Pity the older people. They just can’t catch a break. Preyed upon by relatives, caregivers and con men, they are also, experts say, ill equipped to choose someone to advise them on their finances.
According to a new survey of 756 experts conducted by the Investor Protection Trust (IPT) and Investor Protection Institute (IPI) in response to questions posed by the Consumer Financial Protection Bureau (CFPB), elders may be wiser in many ways, but not when it comes to money.
The results of an online poll of experts including state securities regulators, financial planners, health care professionals, social workers, adult protective services, law enforcement officials, elder law attorneys, academics and others indicate that 65 percent of respondents deal with elderly victims of investment fraud or financial exploitation. Three-quarters of those respondents said that financial swindles were a “very serious” problem, and 78 percent said older Americans were “very vulnerable” to such tactics.
Respondents cited the top three financial scams as “theft or diversion of funds or property by family members,” 79 percent; “theft or diversion of funds or property by caregivers,” 49 percent; and “financial scams perpetrated by strangers,” 47 percent.
So how well prepared are seniors to find someone to advise them on their finances? Not too well, say the experts polled in the survey. More than half of them, 53 percent, said that “the available resources for seniors when selecting a financial advisor with appropriate knowledge to address their specific financial needs” were either not very effective or not effective at all. Less than a third—30 percent—said that resources were somewhat effective or very effective.
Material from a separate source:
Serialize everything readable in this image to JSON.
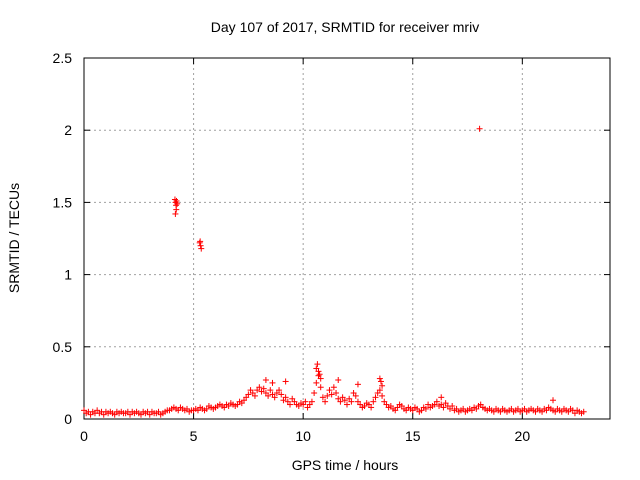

Some other disturbing findings of the survey were that, according to 51 percent of the experts, “Veterans/military retirees face basically the same [fraud and deception] risks as other older Americans.” Fifty-eight percent said that seniors were “not very able” or “not able at all” to determine “the legitimacy, value and authenticity of credentials held by their financial advisors and planners.”
And about those credentials? Many experts don’t think too highly of them, either, according to their replies. Fifty-nine percent believe that existing accountability controls are not effective “when it comes to deterring the misuse of ‘senior advisor credentials.’” By a margin of 36 percent to 26 percent, they said that “current efforts for maintaining the legitimacy, value and authenticity of credentials held by financial advisors and planners” are “not very effective” or “not effective at all.”
What can help make seniors safer from scammers? Don Blandin, president and CEO of Investor Protection Trust, said in a statement, “Putting a major dent in the problem will require new and innovative collaborative efforts by many different experts and organizations, both public and private.”